You’re meant to scrutinize characters in Drive, particularly their actions and surroundings. There’s enough breadth to the images we see we’re encouraged to ponder what each action means. Take the scene where one character returns home with a straight razor. We see him wash the blood off it with ordinary dish detergent. Then he takes it back to an ornate case with a velvet-like interior. The case is filled with other blades that are elaborately inscribed. He places the straight razor in in the empty space and spends few a moments delicately positioning it before gently closing the case. There’s a lot of information there, a lot we could debate. Like: Why wash something so precious with dish soap? I think it says the character likes to get jobs done without caring how, but could easily make five more interpretations.
Other questions arise from stories. At one point Driver makes a reference to the legend of The Scorpion and the Frog. The legend goes:
Once a scorpion needed to cross a stream. He asked a frog to take him across on his back. The frog said, “How do I know you won’t sting me?” The scorpion said he wouldn’t do such a thing. So the frog agreed to carry him across the stream.
Halfway across the frog felt a burning pain in his back. The scorpion had stung him. As he succumbed to the poison and he and the scorpion began to sink the frog cried out, “Why did you do that? Now we will both perish.”
The scorpion said, “I did it because it’s my nature.”

Driver’s nature is almost deceptive. He’s quiet most of the time, but other times astonishingly violent. There’s one scene though when Driver is watching cartoons with Irene’s son Benicio. Driver asks Benicio, “is that a bad guy?” Benicio says yes. “How can you tell?” Benicio says, “He’s a shark, does he look like a good guy to you?” Driver’s silver jacket has an incriminating gold scorpion adorned on its back. Through the first half of film we often see glimpses of it. Later, after Driver assaults a man we see the back of his jacket rise and fall as though the scorpion itself were breathing.
It’s the kind of role that serves the steely-gazed Ryan Gosling. Sometimes I wonder if he acts with his body first and expression second. It’s not easy to imply you’re withholding raw power beneath stillness and it’s crucial when your character isn’t saying much. This is one of those rare iceberg performances: The majority of the work happens beneath what you’re paying attention to.
Not since I was kid have admired a movie so much I wanted to inhabit it. When I get in my car I sometimes put on the soundtrack roll down the window and sing Riz Ortolani’s Oh My Love as loud as I can – off key. I practice turning the wheel with just the face of my palm. And when I’m in a rush I put on The Chromatics Tick of the Clock, get in my car, and drive.

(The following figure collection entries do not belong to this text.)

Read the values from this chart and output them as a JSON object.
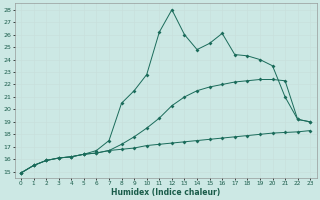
{
  "bg_color": "#cce8e4",
  "grid_color": "#aacccc",
  "line_color": "#1a6b5a",
  "xlabel": "Humidex (Indice chaleur)",
  "xlim": [
    -0.5,
    23.5
  ],
  "ylim": [
    14.5,
    28.5
  ],
  "xtick_vals": [
    0,
    1,
    2,
    3,
    4,
    5,
    6,
    7,
    8,
    9,
    10,
    11,
    12,
    13,
    14,
    15,
    16,
    17,
    18,
    19,
    20,
    21,
    22,
    23
  ],
  "ytick_vals": [
    15,
    16,
    17,
    18,
    19,
    20,
    21,
    22,
    23,
    24,
    25,
    26,
    27,
    28
  ],
  "line1_x": [
    0,
    1,
    2,
    3,
    4,
    5,
    6,
    7,
    8,
    9,
    10,
    11,
    12,
    13,
    14,
    15,
    16,
    17,
    18,
    19,
    20,
    21,
    22,
    23
  ],
  "line1_y": [
    14.9,
    15.5,
    15.9,
    16.1,
    16.2,
    16.4,
    16.5,
    16.7,
    16.8,
    16.9,
    17.1,
    17.2,
    17.3,
    17.4,
    17.5,
    17.6,
    17.7,
    17.8,
    17.9,
    18.0,
    18.1,
    18.15,
    18.2,
    18.3
  ],
  "line2_x": [
    0,
    1,
    2,
    3,
    4,
    5,
    6,
    7,
    8,
    9,
    10,
    11,
    12,
    13,
    14,
    15,
    16,
    17,
    18,
    19,
    20,
    21,
    22,
    23
  ],
  "line2_y": [
    14.9,
    15.5,
    15.9,
    16.1,
    16.2,
    16.4,
    16.5,
    16.7,
    17.2,
    17.8,
    18.5,
    19.3,
    20.3,
    21.0,
    21.5,
    21.8,
    22.0,
    22.2,
    22.3,
    22.4,
    22.4,
    22.3,
    19.2,
    19.0
  ],
  "line3_x": [
    0,
    1,
    2,
    3,
    4,
    5,
    6,
    7,
    8,
    9,
    10,
    11,
    12,
    13,
    14,
    15,
    16,
    17,
    18,
    19,
    20,
    21,
    22,
    23
  ],
  "line3_y": [
    14.9,
    15.5,
    15.9,
    16.1,
    16.2,
    16.4,
    16.7,
    17.5,
    20.5,
    21.5,
    22.8,
    26.2,
    28.0,
    26.0,
    24.8,
    25.3,
    26.1,
    24.4,
    24.3,
    24.0,
    23.5,
    21.0,
    19.2,
    19.0
  ]
}
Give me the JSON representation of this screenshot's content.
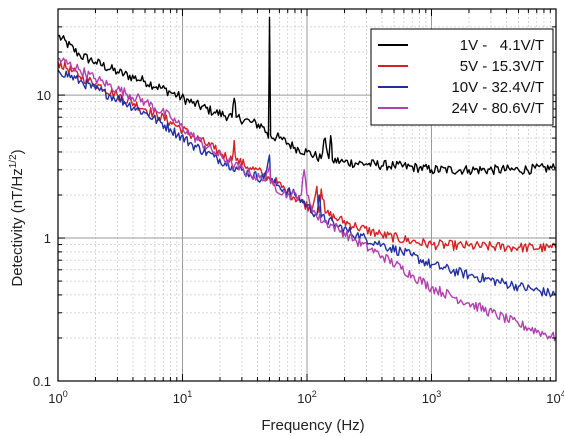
{
  "chart_data": {
    "type": "line",
    "xlabel": "Frequency (Hz)",
    "ylabel_main": "Detectivity (nT/Hz",
    "ylabel_sup": "1/2",
    "ylabel_end": ")",
    "xscale": "log",
    "yscale": "log",
    "xlim": [
      1,
      10000
    ],
    "ylim": [
      0.1,
      40
    ],
    "x_ticks": [
      {
        "value": 1,
        "base": "10",
        "exp": "0"
      },
      {
        "value": 10,
        "base": "10",
        "exp": "1"
      },
      {
        "value": 100,
        "base": "10",
        "exp": "2"
      },
      {
        "value": 1000,
        "base": "10",
        "exp": "3"
      },
      {
        "value": 10000,
        "base": "10",
        "exp": "4"
      }
    ],
    "y_ticks": [
      {
        "value": 0.1,
        "label": "0.1"
      },
      {
        "value": 1,
        "label": "1"
      },
      {
        "value": 10,
        "label": "10"
      }
    ],
    "grid": true,
    "legend_position": "top-right",
    "series": [
      {
        "name": "1V -   4.1V/T",
        "color": "#000000",
        "points": [
          [
            1,
            26
          ],
          [
            1.5,
            19
          ],
          [
            2,
            17
          ],
          [
            3,
            14.5
          ],
          [
            5,
            12.5
          ],
          [
            8,
            10.5
          ],
          [
            12,
            8.8
          ],
          [
            18,
            7.6
          ],
          [
            25,
            7.0
          ],
          [
            26,
            9.5
          ],
          [
            27,
            7.0
          ],
          [
            35,
            6.5
          ],
          [
            45,
            6.0
          ],
          [
            49,
            5.0
          ],
          [
            50,
            35
          ],
          [
            51,
            5.2
          ],
          [
            60,
            5.0
          ],
          [
            80,
            4.3
          ],
          [
            100,
            4.0
          ],
          [
            130,
            3.6
          ],
          [
            140,
            5.0
          ],
          [
            150,
            3.6
          ],
          [
            155,
            5.2
          ],
          [
            160,
            3.5
          ],
          [
            200,
            3.4
          ],
          [
            300,
            3.3
          ],
          [
            500,
            3.2
          ],
          [
            800,
            3.1
          ],
          [
            1000,
            3.0
          ],
          [
            2000,
            3.0
          ],
          [
            5000,
            3.0
          ],
          [
            10000,
            3.1
          ]
        ]
      },
      {
        "name": "5V - 15.3V/T",
        "color": "#d42020",
        "points": [
          [
            1,
            17
          ],
          [
            1.5,
            13.5
          ],
          [
            2,
            12
          ],
          [
            3,
            10
          ],
          [
            5,
            8
          ],
          [
            8,
            6.5
          ],
          [
            12,
            5.2
          ],
          [
            18,
            4.2
          ],
          [
            25,
            3.5
          ],
          [
            26,
            4.8
          ],
          [
            27,
            3.5
          ],
          [
            35,
            3.1
          ],
          [
            45,
            2.8
          ],
          [
            50,
            2.6
          ],
          [
            55,
            2.5
          ],
          [
            70,
            2.1
          ],
          [
            90,
            1.8
          ],
          [
            110,
            1.6
          ],
          [
            120,
            2.3
          ],
          [
            125,
            1.5
          ],
          [
            130,
            2.2
          ],
          [
            140,
            1.5
          ],
          [
            180,
            1.35
          ],
          [
            250,
            1.2
          ],
          [
            400,
            1.05
          ],
          [
            700,
            0.95
          ],
          [
            1000,
            0.9
          ],
          [
            2000,
            0.88
          ],
          [
            5000,
            0.86
          ],
          [
            10000,
            0.85
          ]
        ]
      },
      {
        "name": "10V - 32.4V/T",
        "color": "#2030a0",
        "points": [
          [
            1,
            15
          ],
          [
            1.5,
            12.5
          ],
          [
            2,
            11
          ],
          [
            3,
            9.5
          ],
          [
            5,
            7.5
          ],
          [
            8,
            5.8
          ],
          [
            12,
            4.5
          ],
          [
            18,
            3.7
          ],
          [
            25,
            3.2
          ],
          [
            35,
            2.8
          ],
          [
            45,
            2.6
          ],
          [
            50,
            3.8
          ],
          [
            51,
            2.5
          ],
          [
            60,
            2.3
          ],
          [
            80,
            2.0
          ],
          [
            100,
            1.7
          ],
          [
            120,
            1.45
          ],
          [
            125,
            2.0
          ],
          [
            130,
            1.4
          ],
          [
            180,
            1.2
          ],
          [
            250,
            1.05
          ],
          [
            400,
            0.9
          ],
          [
            700,
            0.75
          ],
          [
            1000,
            0.65
          ],
          [
            2000,
            0.55
          ],
          [
            5000,
            0.46
          ],
          [
            10000,
            0.4
          ]
        ]
      },
      {
        "name": "24V - 80.6V/T",
        "color": "#b040b0",
        "points": [
          [
            1,
            18
          ],
          [
            1.5,
            15
          ],
          [
            2,
            13
          ],
          [
            3,
            11
          ],
          [
            5,
            9
          ],
          [
            8,
            7
          ],
          [
            12,
            5.2
          ],
          [
            18,
            4.0
          ],
          [
            25,
            3.3
          ],
          [
            35,
            2.8
          ],
          [
            45,
            2.55
          ],
          [
            50,
            3.2
          ],
          [
            51,
            2.4
          ],
          [
            70,
            2.0
          ],
          [
            90,
            2.0
          ],
          [
            95,
            3.0
          ],
          [
            100,
            2.0
          ],
          [
            120,
            1.4
          ],
          [
            180,
            1.15
          ],
          [
            250,
            0.95
          ],
          [
            400,
            0.75
          ],
          [
            700,
            0.55
          ],
          [
            1000,
            0.45
          ],
          [
            2000,
            0.35
          ],
          [
            5000,
            0.25
          ],
          [
            10000,
            0.2
          ]
        ]
      }
    ]
  }
}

As much as I didn’t like this movie. I really liked reading your review. It’s awesome how much this movie digs into you. I hope someone makes a documentary of you watching “Drive”.
I really enjoyed this film as well. I loved the subtle atmosphere combined with great action scenes especially the opening chase. I also felt it had one of the best soundtracks I’ve heard in a while, the music was almost like a character in itself and that’s something I haven’t seen done well since “The Crow.”